Sobre ese terreno de posibilidades también recayó una sobredosis de corrección política y un juicio atemporal sobre nuestros consumos culturales, es decir, la cultura de la cancelación se expandió y nos obligó a reevaluar a nuestra bitácora de ídolos, bandas, músicos, series, películas y opiniones, al calor de esta nueva coyuntura y por fuera de aquellos contextos colectivos de emergencia. La cancelación podía trascender a los sujetos y tenía el potencial de transformarse en parte de la narrativa de todo aquello que decidimos consumir.
En el último año ocurrieron algunos fenómenos que ponen de manifiesto los matices y lo complejo del debate. El estreno de Jimmy Savile: una historia de terror británica despertó una fuerte campaña en redes sociales donde se le exigía a Netflix que retirara de su catálogo a la producción. La miniserie documental rápidamente se posicionó como uno de los contenidos más vistos de la plataforma y permaneció allí durante varios meses. El debate, en ese momento, radicaba en por qué debíamos volver a revivir cómo televidentes aquello que ya habíamos cancelado, es decir, por qué la sociedad británica debía volver a rememorar la historia de un personaje sobre el que pesan más de 450 acusaciones por delitos sexuales que incluyen en su mayoría víctimas menores, si ya habían decidido erradicarlo.

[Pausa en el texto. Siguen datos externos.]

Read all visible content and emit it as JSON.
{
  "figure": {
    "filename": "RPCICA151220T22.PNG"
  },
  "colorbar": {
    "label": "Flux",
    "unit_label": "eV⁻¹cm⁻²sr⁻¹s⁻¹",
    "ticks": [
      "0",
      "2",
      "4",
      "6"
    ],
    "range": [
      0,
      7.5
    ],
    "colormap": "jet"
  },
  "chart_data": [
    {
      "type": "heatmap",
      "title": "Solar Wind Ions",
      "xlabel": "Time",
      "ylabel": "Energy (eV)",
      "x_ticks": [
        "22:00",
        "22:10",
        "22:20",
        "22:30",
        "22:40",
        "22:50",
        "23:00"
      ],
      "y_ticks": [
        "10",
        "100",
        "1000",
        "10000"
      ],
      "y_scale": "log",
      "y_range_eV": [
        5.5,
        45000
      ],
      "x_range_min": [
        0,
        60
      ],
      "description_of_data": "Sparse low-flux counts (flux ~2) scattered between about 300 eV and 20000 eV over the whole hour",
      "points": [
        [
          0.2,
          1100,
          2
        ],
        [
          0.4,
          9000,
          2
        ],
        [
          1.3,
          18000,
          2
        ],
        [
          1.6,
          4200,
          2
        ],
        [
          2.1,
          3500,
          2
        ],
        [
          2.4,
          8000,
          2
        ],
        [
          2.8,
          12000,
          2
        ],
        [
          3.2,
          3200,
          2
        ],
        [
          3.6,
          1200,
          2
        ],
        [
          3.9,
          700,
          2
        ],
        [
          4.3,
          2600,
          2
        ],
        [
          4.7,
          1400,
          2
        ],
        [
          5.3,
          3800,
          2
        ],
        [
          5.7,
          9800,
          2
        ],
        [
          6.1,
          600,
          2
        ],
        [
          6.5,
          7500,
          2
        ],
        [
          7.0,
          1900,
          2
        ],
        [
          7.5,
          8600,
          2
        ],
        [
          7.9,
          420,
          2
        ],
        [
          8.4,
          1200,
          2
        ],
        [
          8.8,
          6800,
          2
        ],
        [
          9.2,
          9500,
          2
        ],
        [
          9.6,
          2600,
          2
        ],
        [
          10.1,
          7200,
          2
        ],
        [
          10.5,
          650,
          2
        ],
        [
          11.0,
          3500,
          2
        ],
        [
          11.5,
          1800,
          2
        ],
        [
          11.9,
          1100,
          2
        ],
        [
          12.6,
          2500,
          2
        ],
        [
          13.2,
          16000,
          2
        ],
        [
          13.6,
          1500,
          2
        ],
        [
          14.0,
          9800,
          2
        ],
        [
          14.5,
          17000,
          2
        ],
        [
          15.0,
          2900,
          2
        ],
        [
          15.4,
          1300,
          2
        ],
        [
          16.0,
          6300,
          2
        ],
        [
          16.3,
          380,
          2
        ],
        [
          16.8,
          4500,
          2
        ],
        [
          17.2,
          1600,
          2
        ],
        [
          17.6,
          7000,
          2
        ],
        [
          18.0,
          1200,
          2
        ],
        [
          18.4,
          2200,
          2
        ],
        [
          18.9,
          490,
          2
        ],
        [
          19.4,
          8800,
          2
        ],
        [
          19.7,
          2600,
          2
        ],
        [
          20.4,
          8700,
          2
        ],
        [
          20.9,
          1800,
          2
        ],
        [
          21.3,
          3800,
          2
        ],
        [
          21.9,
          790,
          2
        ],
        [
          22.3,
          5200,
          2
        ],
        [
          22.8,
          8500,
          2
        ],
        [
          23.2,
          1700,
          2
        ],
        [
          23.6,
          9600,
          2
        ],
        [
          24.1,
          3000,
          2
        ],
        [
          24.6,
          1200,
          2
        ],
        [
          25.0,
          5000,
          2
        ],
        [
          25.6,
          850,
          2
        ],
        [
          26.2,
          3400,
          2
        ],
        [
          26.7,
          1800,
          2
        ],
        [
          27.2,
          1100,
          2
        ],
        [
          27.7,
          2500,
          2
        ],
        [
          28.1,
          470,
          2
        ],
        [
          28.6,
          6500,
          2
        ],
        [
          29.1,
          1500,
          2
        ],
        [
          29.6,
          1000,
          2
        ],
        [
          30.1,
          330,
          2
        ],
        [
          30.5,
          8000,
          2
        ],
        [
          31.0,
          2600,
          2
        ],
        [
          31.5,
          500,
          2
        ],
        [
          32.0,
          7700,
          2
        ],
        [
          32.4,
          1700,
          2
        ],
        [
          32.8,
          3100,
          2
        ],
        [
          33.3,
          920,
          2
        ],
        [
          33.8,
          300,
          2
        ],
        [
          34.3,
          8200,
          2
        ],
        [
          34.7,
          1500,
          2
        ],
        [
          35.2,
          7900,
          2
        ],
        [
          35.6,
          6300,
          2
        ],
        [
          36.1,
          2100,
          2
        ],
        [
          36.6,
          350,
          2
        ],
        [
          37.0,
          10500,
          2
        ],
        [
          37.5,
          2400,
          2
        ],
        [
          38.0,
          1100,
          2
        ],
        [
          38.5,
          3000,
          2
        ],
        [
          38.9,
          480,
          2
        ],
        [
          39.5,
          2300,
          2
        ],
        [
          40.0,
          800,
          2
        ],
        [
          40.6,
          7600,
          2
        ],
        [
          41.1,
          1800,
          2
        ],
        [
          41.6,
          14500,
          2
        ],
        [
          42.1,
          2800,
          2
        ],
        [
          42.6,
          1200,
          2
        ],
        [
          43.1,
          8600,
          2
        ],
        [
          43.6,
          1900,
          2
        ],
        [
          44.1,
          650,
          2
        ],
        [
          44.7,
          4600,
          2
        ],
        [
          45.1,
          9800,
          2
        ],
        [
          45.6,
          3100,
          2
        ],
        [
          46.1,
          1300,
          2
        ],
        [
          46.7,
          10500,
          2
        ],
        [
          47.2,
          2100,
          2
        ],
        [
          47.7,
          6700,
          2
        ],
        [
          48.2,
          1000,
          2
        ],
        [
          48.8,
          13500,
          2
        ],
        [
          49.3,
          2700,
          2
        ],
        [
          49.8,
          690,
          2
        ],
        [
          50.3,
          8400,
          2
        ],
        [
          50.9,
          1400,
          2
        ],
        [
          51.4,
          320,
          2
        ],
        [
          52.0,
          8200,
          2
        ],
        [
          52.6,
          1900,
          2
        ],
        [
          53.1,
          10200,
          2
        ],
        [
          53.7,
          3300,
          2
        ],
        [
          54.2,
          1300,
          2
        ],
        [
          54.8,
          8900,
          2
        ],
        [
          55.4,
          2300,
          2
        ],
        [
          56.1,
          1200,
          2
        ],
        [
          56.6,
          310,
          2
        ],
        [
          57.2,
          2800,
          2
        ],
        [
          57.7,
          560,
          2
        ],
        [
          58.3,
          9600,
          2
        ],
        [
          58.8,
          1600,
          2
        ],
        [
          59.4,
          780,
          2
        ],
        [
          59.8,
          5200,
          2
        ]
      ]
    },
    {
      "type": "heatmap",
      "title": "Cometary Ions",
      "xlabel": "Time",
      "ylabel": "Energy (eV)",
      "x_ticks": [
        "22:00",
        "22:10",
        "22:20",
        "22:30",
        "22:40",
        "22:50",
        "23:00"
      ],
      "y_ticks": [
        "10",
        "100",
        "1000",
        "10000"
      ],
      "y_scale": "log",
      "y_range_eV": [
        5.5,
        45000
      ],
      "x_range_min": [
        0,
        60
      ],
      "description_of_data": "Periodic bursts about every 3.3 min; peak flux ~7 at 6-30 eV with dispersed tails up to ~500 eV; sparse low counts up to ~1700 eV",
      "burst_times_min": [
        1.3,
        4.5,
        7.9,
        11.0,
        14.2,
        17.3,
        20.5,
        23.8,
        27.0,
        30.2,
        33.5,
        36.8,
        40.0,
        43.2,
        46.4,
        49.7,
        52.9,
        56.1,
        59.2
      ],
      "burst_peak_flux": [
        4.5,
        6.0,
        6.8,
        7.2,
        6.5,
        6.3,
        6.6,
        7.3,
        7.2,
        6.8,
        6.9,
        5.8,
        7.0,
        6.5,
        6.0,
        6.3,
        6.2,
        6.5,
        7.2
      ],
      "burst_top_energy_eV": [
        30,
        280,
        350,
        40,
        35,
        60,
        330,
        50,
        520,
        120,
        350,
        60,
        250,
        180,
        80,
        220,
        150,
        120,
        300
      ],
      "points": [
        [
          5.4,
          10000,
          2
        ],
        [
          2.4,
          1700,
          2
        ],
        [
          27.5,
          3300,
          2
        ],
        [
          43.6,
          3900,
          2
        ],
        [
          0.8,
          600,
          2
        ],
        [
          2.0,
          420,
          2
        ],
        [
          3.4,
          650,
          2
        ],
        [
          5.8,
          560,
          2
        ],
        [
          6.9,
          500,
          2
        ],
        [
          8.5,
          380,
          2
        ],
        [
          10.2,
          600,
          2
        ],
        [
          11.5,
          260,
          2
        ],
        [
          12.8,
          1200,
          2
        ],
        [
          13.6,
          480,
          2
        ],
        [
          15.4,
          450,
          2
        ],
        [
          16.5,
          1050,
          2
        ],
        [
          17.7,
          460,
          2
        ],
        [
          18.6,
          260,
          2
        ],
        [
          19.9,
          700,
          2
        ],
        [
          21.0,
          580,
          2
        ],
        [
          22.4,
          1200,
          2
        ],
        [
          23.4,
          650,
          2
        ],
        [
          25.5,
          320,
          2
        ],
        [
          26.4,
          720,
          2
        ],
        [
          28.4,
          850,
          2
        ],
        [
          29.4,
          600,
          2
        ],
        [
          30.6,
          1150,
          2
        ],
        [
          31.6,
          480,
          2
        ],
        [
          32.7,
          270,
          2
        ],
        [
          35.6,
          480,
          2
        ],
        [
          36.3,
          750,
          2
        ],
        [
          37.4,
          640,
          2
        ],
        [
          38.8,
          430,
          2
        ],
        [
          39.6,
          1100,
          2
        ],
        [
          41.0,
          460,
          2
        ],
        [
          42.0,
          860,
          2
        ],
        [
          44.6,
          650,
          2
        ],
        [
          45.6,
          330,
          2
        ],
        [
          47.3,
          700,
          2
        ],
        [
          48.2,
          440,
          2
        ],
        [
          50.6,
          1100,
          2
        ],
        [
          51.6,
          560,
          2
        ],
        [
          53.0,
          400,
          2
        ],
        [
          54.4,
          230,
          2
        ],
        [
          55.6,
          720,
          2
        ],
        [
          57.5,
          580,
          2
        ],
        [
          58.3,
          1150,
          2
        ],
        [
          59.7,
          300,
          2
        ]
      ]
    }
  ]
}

En esa oportunidad, a ese derecho al olvido colectivo le ganó la demanda. Algo parecido sucedió con el juicio televisado entre Johnny Depp y Amber Heard en los tribunales de Virginia. El actor ya había sido despedido de la franquicia de Piratas del Caribe y Animales Fantásticos tras la publicación de un artículo en The Washington Post donde Heard se definía a ella misma como la imagen de la violencia doméstica, que desembocó en una demanda por parte de Depp al periódico The Sun por referirse hacia él como “un golpeador de esposas”. Lo que sucedió en el juicio se convirtió en trending topic y fue lo más comentado durante semanas en internet. Más allá del fondo del proceso, una demanda por difamaciones en la que el tribunal obligó a la actriz a indemnizar a Depp en quince millones de dólares por acusarlo de violencia doméstica, lo que se debatía mediáticamente era otra cosa: ¿Se puede reparar la cancelación? ¿Qué límites existen? ¿Qué fantasías creamos alrededor de sus efectos? ¿Existe una condena social infinita?
En 2021 Johnny Depp había dicho ante el público del Festival de San Sebastián que “nadie puede estar seguro dentro de la cultura de la cancelación”, como si la capacidad de cancelar fuera un estado de excepción capaz de generar un momento de incertidumbre crónica sobre la sociedad. Después del despliegue mediático que fue el juicio, Depp parecía estar en condiciones de recuperar su carrera y desempolvar su filmografía. Sin embargo, nuestra compulsión por cancelar aquello que no queremos ver continúa entrando en cortocircuito— muchas veces— con lo que realmente vemos. Sobre esa misma realidad convive una impostura moral conflictiva de esta época, donde todavía buceamos entre los límites y horizontes del punitivismo y la denuncia en lo que vemos, en lo que consumimos y en lo que hacemos.